Anyway, last night it kept up after I’d gone to bed, read a bit of my library book and turned out the light. Even though I told myself it was only the wind, it unsettled me. I was unsettled, tossed and turned, got up, went to the lav, went back to bed, turned on the light, read a bit more, listened out.
Oy Joy.
It was a thunderclap that woke me, between here and the hills, above the land, empty dry thunder. I went across the hall to the main bedroom to see if the weather was coming in from the sea. It wasn’t raining yet, but the sky had that heavy purple look like it might. It was more a night sky, more as if the sun was about to go down behind the hills in the west, rather than rise above Big Rock in the east; more like it was the end of the day than the beginning of one.
Barry’s gumboots were by the back door. After he popped them I wore them, usually with thick socks so they fit. Took me ages to get the fish smell out of them — baking soda, Chemico, Jeyes fluid, the sun — never thought I would, then suddenly, one day, it had gone. Barefoot inside them I slipped about a bit. Got my raincoat on over my nightie and went out past the goat and the loo block to the beach, down the sandy slipway, along in front of the houses. High tide this morning, a storm tide, so I had to walk on the pebbles where they were thrown up in a cyclone in ’93 and never drawn down again. I looked in Valmai’s window — there she was still in her chair, mouth open, TV a blue-gleaming blob through the salt frost on her glazing.

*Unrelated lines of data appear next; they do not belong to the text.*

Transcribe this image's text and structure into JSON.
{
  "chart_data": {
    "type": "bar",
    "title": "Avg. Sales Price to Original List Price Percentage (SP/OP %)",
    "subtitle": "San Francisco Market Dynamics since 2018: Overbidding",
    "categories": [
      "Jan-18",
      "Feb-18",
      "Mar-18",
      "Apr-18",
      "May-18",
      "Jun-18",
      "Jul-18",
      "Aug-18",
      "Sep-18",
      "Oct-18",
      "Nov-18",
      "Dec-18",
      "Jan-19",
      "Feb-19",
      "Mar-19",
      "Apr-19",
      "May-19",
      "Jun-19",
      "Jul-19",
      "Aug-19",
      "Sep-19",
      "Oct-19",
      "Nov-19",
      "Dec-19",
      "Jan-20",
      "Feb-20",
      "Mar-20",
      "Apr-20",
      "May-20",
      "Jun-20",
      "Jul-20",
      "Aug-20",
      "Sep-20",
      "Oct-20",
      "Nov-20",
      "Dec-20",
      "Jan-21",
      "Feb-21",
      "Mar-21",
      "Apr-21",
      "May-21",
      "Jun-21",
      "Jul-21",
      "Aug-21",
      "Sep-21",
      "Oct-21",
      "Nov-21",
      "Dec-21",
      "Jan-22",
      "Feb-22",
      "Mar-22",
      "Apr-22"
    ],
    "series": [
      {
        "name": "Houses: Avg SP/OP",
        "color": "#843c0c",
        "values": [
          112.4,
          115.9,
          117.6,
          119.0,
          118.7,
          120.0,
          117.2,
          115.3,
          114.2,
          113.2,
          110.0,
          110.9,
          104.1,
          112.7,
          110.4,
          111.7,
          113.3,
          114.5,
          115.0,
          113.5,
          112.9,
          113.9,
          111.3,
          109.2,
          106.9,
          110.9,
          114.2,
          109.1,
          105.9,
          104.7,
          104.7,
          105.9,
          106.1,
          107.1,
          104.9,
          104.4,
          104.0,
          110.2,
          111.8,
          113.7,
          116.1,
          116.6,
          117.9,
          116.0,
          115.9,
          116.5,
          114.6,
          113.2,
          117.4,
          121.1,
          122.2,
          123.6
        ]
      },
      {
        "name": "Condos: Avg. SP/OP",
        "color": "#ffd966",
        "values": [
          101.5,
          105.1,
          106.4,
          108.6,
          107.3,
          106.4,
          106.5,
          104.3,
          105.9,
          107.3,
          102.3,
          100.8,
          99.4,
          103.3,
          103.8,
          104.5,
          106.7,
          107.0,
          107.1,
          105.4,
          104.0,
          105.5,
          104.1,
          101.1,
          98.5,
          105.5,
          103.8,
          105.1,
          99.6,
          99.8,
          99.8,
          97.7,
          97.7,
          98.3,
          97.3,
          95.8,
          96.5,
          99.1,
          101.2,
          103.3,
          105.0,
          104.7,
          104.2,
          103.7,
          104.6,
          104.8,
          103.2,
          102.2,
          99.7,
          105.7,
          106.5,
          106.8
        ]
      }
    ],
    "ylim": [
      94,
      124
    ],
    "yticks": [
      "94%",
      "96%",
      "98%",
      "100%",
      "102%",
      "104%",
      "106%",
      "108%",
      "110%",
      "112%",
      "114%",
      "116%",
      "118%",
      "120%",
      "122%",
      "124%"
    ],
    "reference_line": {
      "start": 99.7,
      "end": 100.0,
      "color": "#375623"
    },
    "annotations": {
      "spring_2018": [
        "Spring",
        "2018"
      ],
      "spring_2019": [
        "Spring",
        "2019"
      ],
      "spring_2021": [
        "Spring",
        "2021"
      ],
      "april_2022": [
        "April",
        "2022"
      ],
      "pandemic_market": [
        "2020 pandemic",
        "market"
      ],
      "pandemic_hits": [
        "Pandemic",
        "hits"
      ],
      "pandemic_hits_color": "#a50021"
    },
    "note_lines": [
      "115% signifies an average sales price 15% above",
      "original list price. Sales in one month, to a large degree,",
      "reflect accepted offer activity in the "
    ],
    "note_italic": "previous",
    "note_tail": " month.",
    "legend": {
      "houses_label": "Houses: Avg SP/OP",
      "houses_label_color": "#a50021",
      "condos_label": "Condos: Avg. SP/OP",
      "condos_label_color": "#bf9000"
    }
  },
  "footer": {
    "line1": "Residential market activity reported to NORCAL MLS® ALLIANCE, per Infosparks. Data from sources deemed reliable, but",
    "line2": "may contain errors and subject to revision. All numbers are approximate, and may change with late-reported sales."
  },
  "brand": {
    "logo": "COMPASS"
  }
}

Along the beach it got louder — ‘Oy Joy!’ Couldn’t possibly be the wind, though it might be a noise come from waves forcing themselves between two rocks, slapping hard as planks of wood. Up the Maori end of the beach I stopped, by the cliffs. Thought I couldn’t get any further because of the tide. But I watched the surf and saw that the draw-back was so hard, it had a real suck to it, so I could time it, run across the wet sand in Barry’s boots, and climb the cliff rocks before the next wave came. That’s when I lost the boots, one after the other, coming off behind me. I couldn’t stop for them or it’d break over my head — I had to keep going. The wave loomed, grey as a kahawai curling above me, and I only just made it. The suck took the boots out.